Despite employing more than 171,000 people, Starwood Hotels and Resorts is far from a household name. But the brands it owns, which include Westin, Sheraton, W Hotels and Le Méridien, certainly are.
Starwood is based in Stamford, Connecticut, and was established in 1969 as a real-estate investment trust. In 2011, the company reported $5.6bn in revenues and $489m in operating profit.
Starwood's brand portfolio puts the company at an advantage when entering new markets, according to Frits van Paasschen, the company's energetic chief executive. “We bring with us the platform of global branding and we literally plug into our system, whether it is reservations or revenue management. We are leveraging a platform of scale that would be impossible to recreate with a single hotel or a small set of hotels,” he says.
That scale includes more than 1200 properties located in 100 countries. In 2012, Starwood invested in 69 new hotels, and according to the fDi Markets database, the company is currently scouting sites for at least 10 more projects.
Starwood executives are targeting 'high-growth markets' for its new hotels, favouring the unsaturated economies of developing countries. In mid-2013, company representatives toured Brazil and Colombia, pledging to increase the company's hotel presence in Latin America by 50% by 2018. fDi Markets data shows nine out of 10 top investment destinations for the company's projects between 2003 and 2013 are in emerging markets, the only exception being the US.

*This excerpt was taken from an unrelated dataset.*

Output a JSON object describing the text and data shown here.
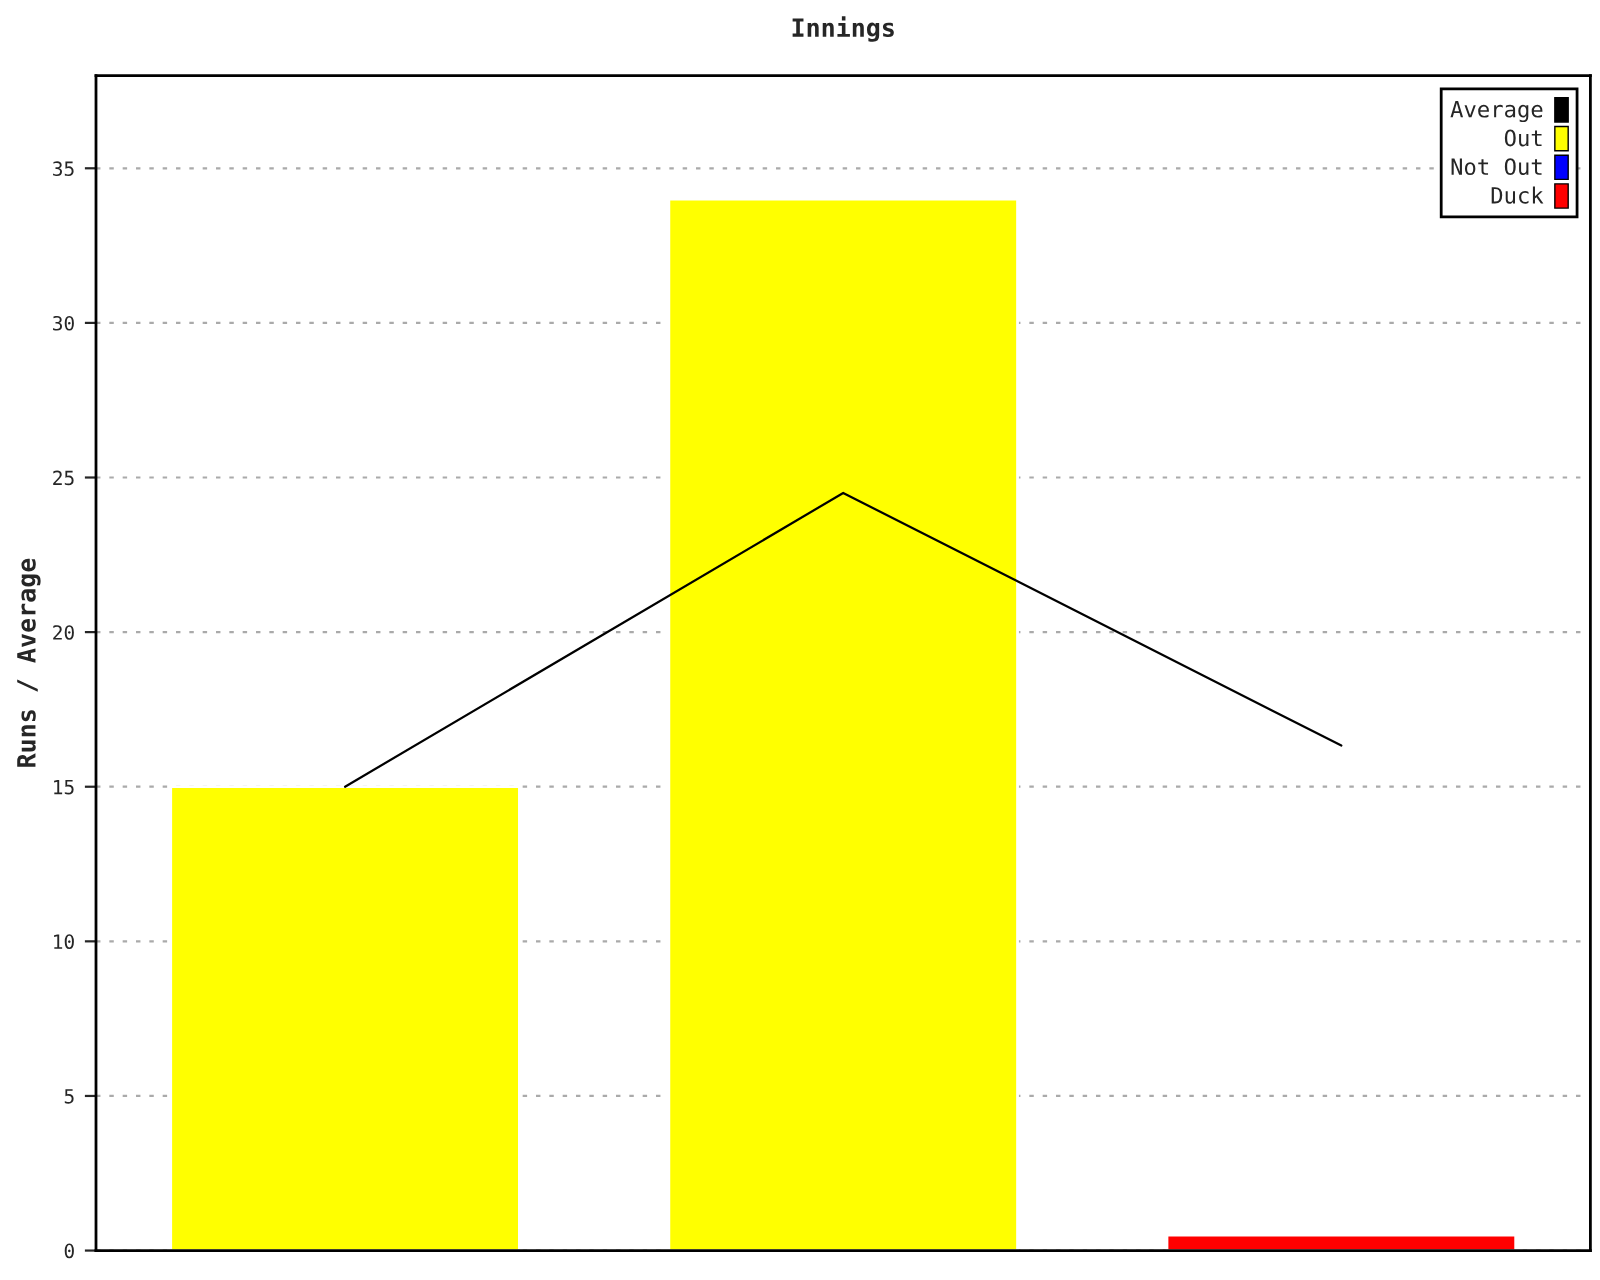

China, the most popular destination for Starwood’s new projects, has received almost one-quarter of all investments made by the company in the past 10 years. “China, just in terms of its absolute size, its economy and the wave of urbanisation, is still the single market that has the most growth,” says Mr van Paasschen, adding that other big markets in the region, notably Indonesia, also look set for an increase in tourism.
Africa is another region being targeted for expansion by Starwood. “We find in Indonesia, China and sub-Saharan Africa the rate of urbanisation is still the greatest catalyst for growth, but the number of very reasonable resort destinations with the appropriate level of infrastructure is relatively low,” says Mr van Paasschen.
Starwood’s closest rivals seem to share Mr van Paasschen’s bullish approach towards emerging markets. As fDi Markets data shows, in the past 10 years Marriott International, which owns Ritz-Carlton and Renaissance, invested heavily in China, India and the United Arab Emirates. Hilton, another US chain, also put its bets on India and the UAE, as well as Mexico and Turkey. Meanwhile, InterContinental Hotels Group, the UK-based owner of InterContinental, Crowne Plaza and Holiday Inn brands, was busy opening hotels in India, Mexico, Russia and China.
However, a growing number of Western companies are realising that conquering mega-markets is not easy. In 2013, UK supermarket chain Tesco and US cosmetics firm Revlon joined the companies that have quit China after years of struggle.
Yet Mr van Paasschen believes his company has a foolproof model for entering big foreign markets. “Our preferred model revolves around managing hotels on behalf of local real-estate investors. We get the benefit of someone who understands the real-estate market and who has the same interest as we do. They get the global branding and ability to bring guests,” he says.
Here comes tomorrow
Discovering new investment destinations is not the only shift that hotel groups need to make to stay relevant. As customers embrace the digital age and become increasingly cost-conscious, the hotel and tourism industry has had to adapt. The number of bookings made online and on mobile devices has risen dramatically, as has the ability to compare the best room rates.
In Starwood’s 2012 annual report, Mr van Paasschen praises his company for being at the forefront of digital changes. He notes that a year after his company launched a mobile app, it has been downloaded more than 600,000 times. Mr van Paasschen adds that the company records high occupancy rates across all its major regions.
Recent years have also brought the advent of the sharing economy, which sees owners rent their unused property for a fee. Few within the hotel industry anticipated that individuals might be interested in lodging complete strangers in their apartment, until AirBNB, a San Francisco start-up reportedly valued at $2.5bn, came to the fore.
Mr van Paasschen says the nature of Starwood-owned chains, the majority of which are focused on business travellers and high-income individuals, prevents the company from the disruption that the sharing economy may cause. “We have not adjusted our strategy to the [emergence of the] sharing economy. More than 70% of our bookings are business to business, and our corporate clients tell us they like our loyalty programmes and they appreciate not just our reliability, but also the experiences that their associates have,” he says.
Yet, AirBNB, six years after its founding, already boasts a similar number of bookings to established hotel groups worldwide. The question remains, will the hotel industry’s reliance on household brands and high-growth markets be sufficient for the years to come, when the sharing economy has opened a completely new market?